Pour les États-Unis, l'engagement en Irak promet-il d'être un nouveau Viêt-nam ? Désormais, que de facteurs contre les États-Unis ! L'Irak n'est qu'une des scènes d'un vaste affrontement, celui qui oppose la modernité occidentale à tout ce qui lui résiste. Alors, où se trouve le terrain décisif ? Est-il en Irak ? Dans cette perspective, la guerre américaine du Viêt-nam (1964-1973) rappelle qu'un échec ou même une défaite à un niveau peut être une victoire à un autre. Le combat américain au Viêt-nam a « fixé » le conflit Est-Ouest pendant une décennie, durant laquelle l'Asie non-communiste a décollé, montrant que le communisme n'était plus l'avenir de cette région. De même, l'affaire irakienne s'inscrit dans un enjeu beaucoup plus vaste : la transformation du Proche-Orient. Alors pourquoi la victoire ? Pourquoi la défaite ? Trois éléments sont finalement décisifs : la puissance comme capacité d'innovation et de création ; le soutien du vent de l'histoire ; enfin, mais seulement en dernier ressort, une conception claire de ce que l'on veut faire.

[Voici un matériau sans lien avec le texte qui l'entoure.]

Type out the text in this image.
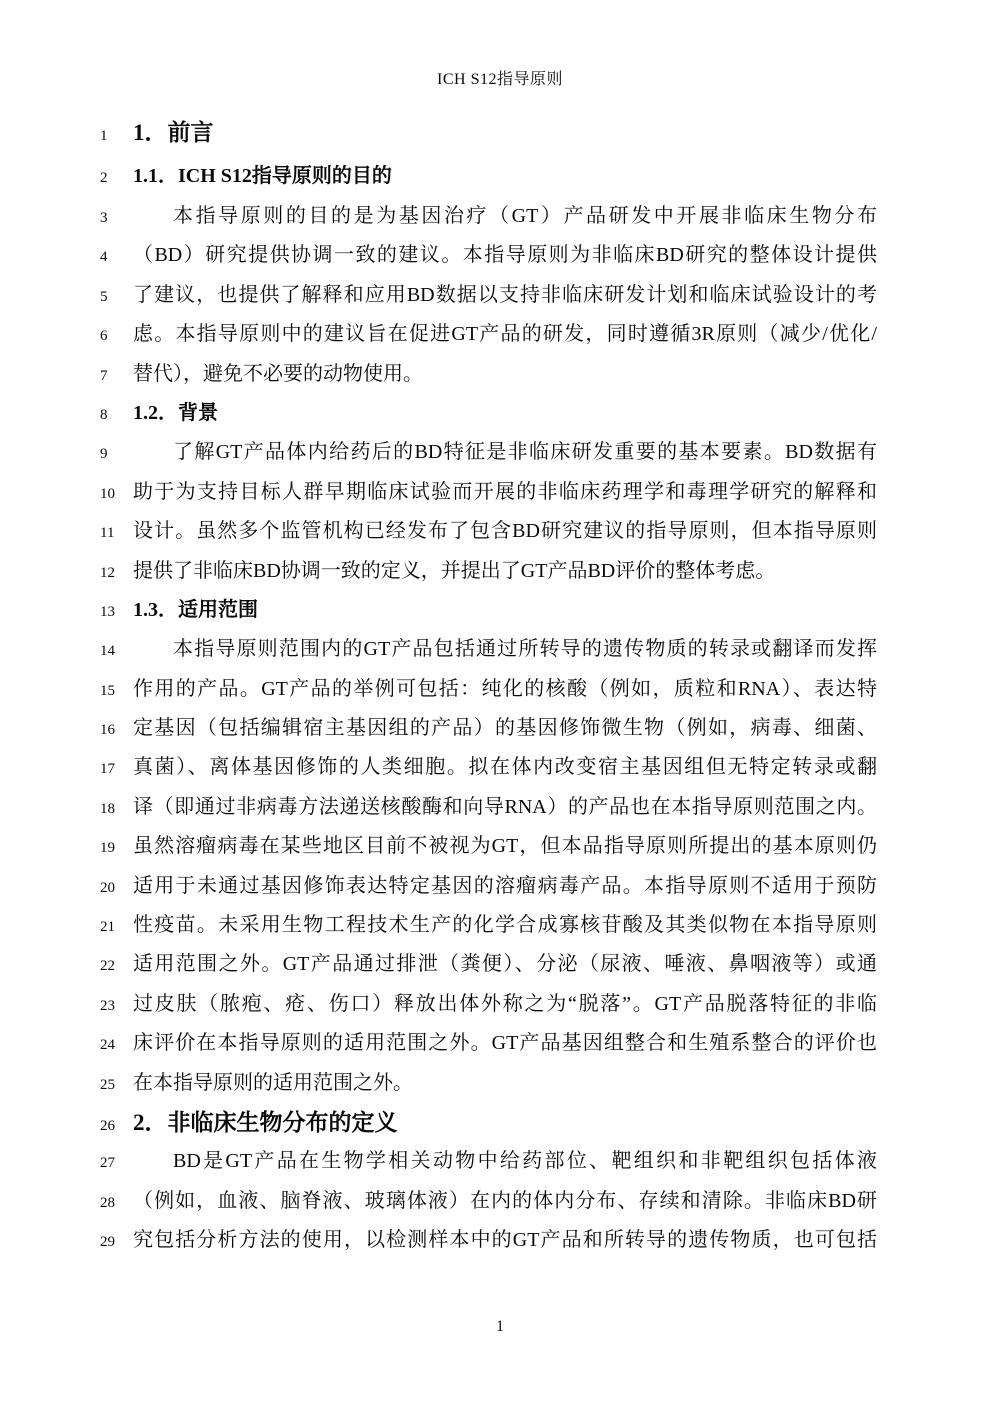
ICH S12指导原则
1	1．前言
2	1.1．ICH S12指导原则的目的
3	本指导原则的目的是为基因治疗（GT）产品研发中开展非临床生物分布
4	（BD）研究提供协调一致的建议。本指导原则为非临床BD研究的整体设计提供
5	了建议，也提供了解释和应用BD数据以支持非临床研发计划和临床试验设计的考
6	虑。本指导原则中的建议旨在促进GT产品的研发，同时遵循3R原则（减少/优化/
7	替代），避免不必要的动物使用。
8	1.2．背景
9	了解GT产品体内给药后的BD特征是非临床研发重要的基本要素。BD数据有
10 助于为支持目标人群早期临床试验而开展的非临床药理学和毒理学研究的解释和
11 设计。虽然多个监管机构已经发布了包含BD研究建议的指导原则，但本指导原则
12 提供了非临床BD协调一致的定义，并提出了GT产品BD评价的整体考虑。
13 1.3．适用范围
14	本指导原则范围内的GT产品包括通过所转导的遗传物质的转录或翻译而发挥
15 作用的产品。GT产品的举例可包括：纯化的核酸（例如，质粒和RNA）、表达特
16 定基因（包括编辑宿主基因组的产品）的基因修饰微生物（例如，病毒、细菌、
17 真菌）、离体基因修饰的人类细胞。拟在体内改变宿主基因组但无特定转录或翻
18 译（即通过非病毒方法递送核酸酶和向导RNA）的产品也在本指导原则范围之内。
19 虽然溶瘤病毒在某些地区目前不被视为GT，但本品指导原则所提出的基本原则仍
20 适用于未通过基因修饰表达特定基因的溶瘤病毒产品。本指导原则不适用于预防
21 性疫苗。未采用生物工程技术生产的化学合成寡核苷酸及其类似物在本指导原则
22 适用范围之外。GT产品通过排泄（粪便）、分泌（尿液、唾液、鼻咽液等）或通
23 过皮肤（脓疱、疮、伤口）释放出体外称之为“脱落”。GT产品脱落特征的非临
24 床评价在本指导原则的适用范围之外。GT产品基因组整合和生殖系整合的评价也
25 在本指导原则的适用范围之外。
26 2．非临床生物分布的定义
27	BD是GT产品在生物学相关动物中给药部位、靶组织和非靶组织包括体液
28 （例如，血液、脑脊液、玻璃体液）在内的体内分布、存续和清除。非临床BD研
29 究包括分析方法的使用，以检测样本中的GT产品和所转导的遗传物质，也可包括
1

Politique et diplomatie - Le terrain décisif
L’affaire d’Irak est fort mal engagée, nul ne peut le nier. Les soldats de la coalition américano-britannique sont pris au piège d’un combat interminable et douteux. Face à eux, les résistances se durcissent et s’organisent. L’Irak se révèle être un nœud de vipères aux rancœurs innombrables, notamment entre Kurdes et Arabes, entre Chiites et Sunnites. Tout ce qui a été étouffé par la dictature de Saddam Hussein s’exprime, entraînant le pays dans une quasi-guerre civile. La coalition menée par les États-Unis, semble-t-il, ne peut pas gagner, mais peut-elle se retirer ? Au Viêt-nam (1964-1973), la lutte était claire entre deux ennemis définis. En Irak, il n’y a pas d’ennemi, mais des réactions hostiles multiformes. Il ne s’agit pas de vaincre un adversaire mais de transformer de fond en comble l’Irak. À ce propos, il n’est pas du tout certain qu’une participation accrue de l’Organisation des Nations unies (ONU) — présentée souvent comme une solution miracle — légitime l’intervention extérieure. Au contraire, pour ceux qui condamnent l’ordre international actuel, cette participation renforcée ne sera qu’une nouvelle preuve de la collusion entre la puissance américaine et les mécanismes de l’ONU : si celle-ci se fait plus présente, ce sera pour habiller la poigne américaine d’un voile multilatéral. L’attentat, cet été, contre le siège de l’ONU à Bagdad montre que ce qui est refusé c’est l’extérieur, quel qu’il soit. En outre, l’ONU n’est que ce que les États veulent bien lui donner ou lui prêter (notamment les moyens militaires).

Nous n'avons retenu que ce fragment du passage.